Bad one for me too: "seems like," "feels like," "possibly," "maybe," "not sure, but," "I'd have to check," the list is endless.

clemenza, Friday, 5 June 2020 17:17 (three years ago) link

i feel like being full of doubt in a doubtful reality is not a bad thing. a lot of people upthread are right about the different rhetorical ways this works, it's not all the same thing

hip posts without flaggadocio (Noodle Vague), Friday, 5 June 2020 17:19 (three years ago) link

As could only be the case, I land somewhere in the middle. I don't want to eliminate that altogether from things I write, because yeah, it reflects the way I view the world, and if I do have any kind of a written voice, that's part of it. I just have to be mindful of not overdoing it.

clemenza, Friday, 5 June 2020 17:24 (three years ago) link

i don't know about anybody else but i get irritable and nitpicky and bored with my own narrative voice all the time

hip posts without flaggadocio (Noodle Vague), Friday, 5 June 2020 17:25 (three years ago) link

(suddenly imagined a chorus of voice going "yeah we get bored of it too you bloviating cunt) :D

hip posts without flaggadocio (Noodle Vague), Friday, 5 June 2020 17:27 (three years ago) link

(Very meekly) I may have the opposite problem, that I barrel ahead in the face of overwhelming evidence that nobody likes what I write more than I do.

clemenza, Friday, 5 June 2020 17:29 (three years ago) link

ah fuck 'em clem, fuck 'em all

hip posts without flaggadocio (Noodle Vague), Friday, 5 June 2020 17:30 (three years ago) link

Yes, yes, yes--including, and most of all, those fucking Beatles.

clemenza, Friday, 5 June 2020 17:33 (three years ago) link

Huh ... hmmm ... idk?

sarahell, Friday, 5 June 2020 17:36 (three years ago) link

My sense of "equivocate" is that it describes a situation where one is expected to have certainty, for example in answering the question "would you like eggs and toast this morning, or prefer pancakes and sausage?", and one's answer avoids committing to either choice.

In situations of complexity, where one's knowledge is incomplete and a spectrum of possibilities seem to apply, I try to qualify my language to admit that my conclusions are tentative or reflect nothing more than an opinion based on a limited sample of pertinent experience or facts. I wish more people would explicitly acknowledge this when stating their thoughts on complex issues, because it means they see the limits of their own thinking and leaves open the possibility of learning new facts and changing their minds. That's something I value and try to adhere to.

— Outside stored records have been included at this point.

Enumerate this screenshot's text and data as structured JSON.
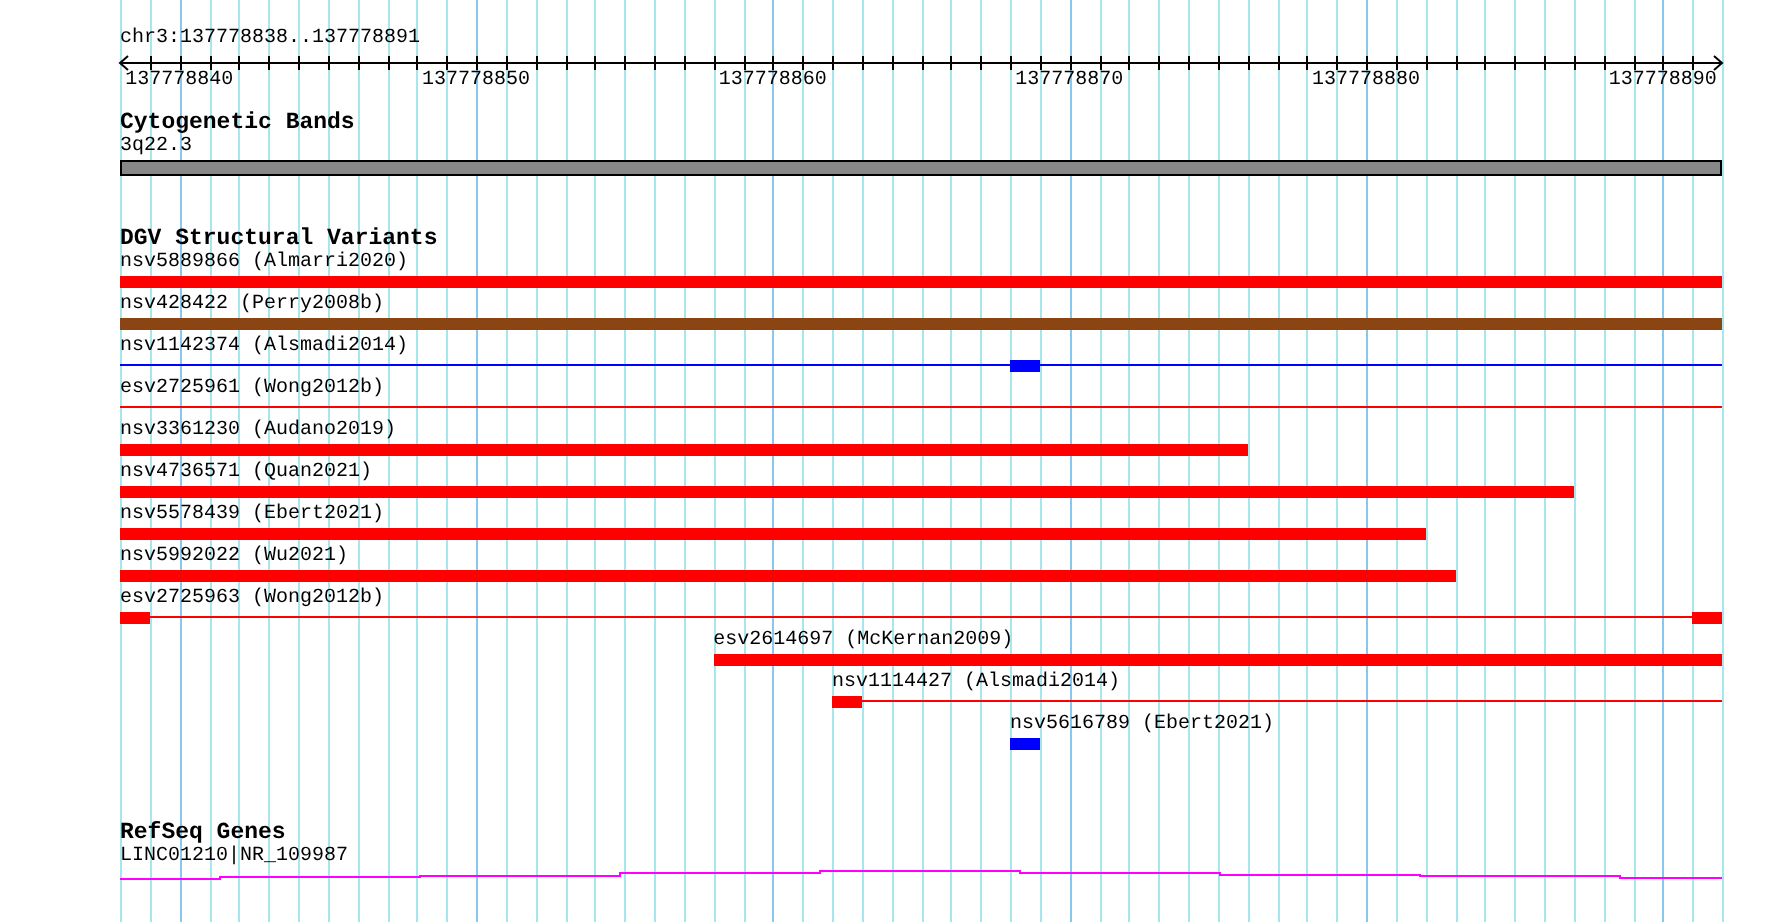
{
  "location": "chr3:137778838..137778891",
  "ruler": {
    "ticks": [
      "137778840",
      "137778850",
      "137778860",
      "137778870",
      "137778880",
      "137778890"
    ]
  },
  "tracks": [
    {
      "kind": "cytoband",
      "title": "Cytogenetic Bands",
      "features": [
        {
          "label": "3q22.3",
          "kind": "band",
          "color": "#888888"
        }
      ]
    },
    {
      "kind": "variants",
      "title": "DGV Structural Variants",
      "features": [
        {
          "label": "nsv5889866 (Almarri2020)",
          "kind": "bar",
          "color": "#ff0000"
        },
        {
          "label": "nsv428422 (Perry2008b)",
          "kind": "bar",
          "color": "#8b4513"
        },
        {
          "label": "nsv1142374 (Alsmadi2014)",
          "kind": "line",
          "color": "#0000ff"
        },
        {
          "label": "esv2725961 (Wong2012b)",
          "kind": "line",
          "color": "#ff0000"
        },
        {
          "label": "nsv3361230 (Audano2019)",
          "kind": "bar",
          "color": "#ff0000"
        },
        {
          "label": "nsv4736571 (Quan2021)",
          "kind": "bar",
          "color": "#ff0000"
        },
        {
          "label": "nsv5578439 (Ebert2021)",
          "kind": "bar",
          "color": "#ff0000"
        },
        {
          "label": "nsv5992022 (Wu2021)",
          "kind": "bar",
          "color": "#ff0000"
        },
        {
          "label": "esv2725963 (Wong2012b)",
          "kind": "line",
          "color": "#ff0000"
        },
        {
          "label": "esv2614697 (McKernan2009)",
          "kind": "bar",
          "color": "#ff0000"
        },
        {
          "label": "nsv1114427 (Alsmadi2014)",
          "kind": "line",
          "color": "#ff0000"
        },
        {
          "label": "nsv5616789 (Ebert2021)",
          "kind": "bar",
          "color": "#0000ff"
        }
      ]
    },
    {
      "kind": "genes",
      "title": "RefSeq Genes",
      "features": [
        {
          "label": "LINC01210|NR_109987",
          "kind": "gene",
          "color": "#ff00ff"
        }
      ]
    }
  ]
}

A is for (Aimless), Friday, 5 June 2020 18:14 (three years ago) link

Fairly or unfairly, I think Obama was/is thought of as an equivocator. He rarely says this is so; he shades and hedges and qualifies. Drives many people up the wall. It's part of why I gravitated towards him--NV's "being full of doubt in a doubtful reality." (No need to chime in, Morbius--we know, he never equivocated about drone strikes.)

Trump, of course, is at the other end of spectrum. Not a trace of uncertainty in every ridiculous thing he says.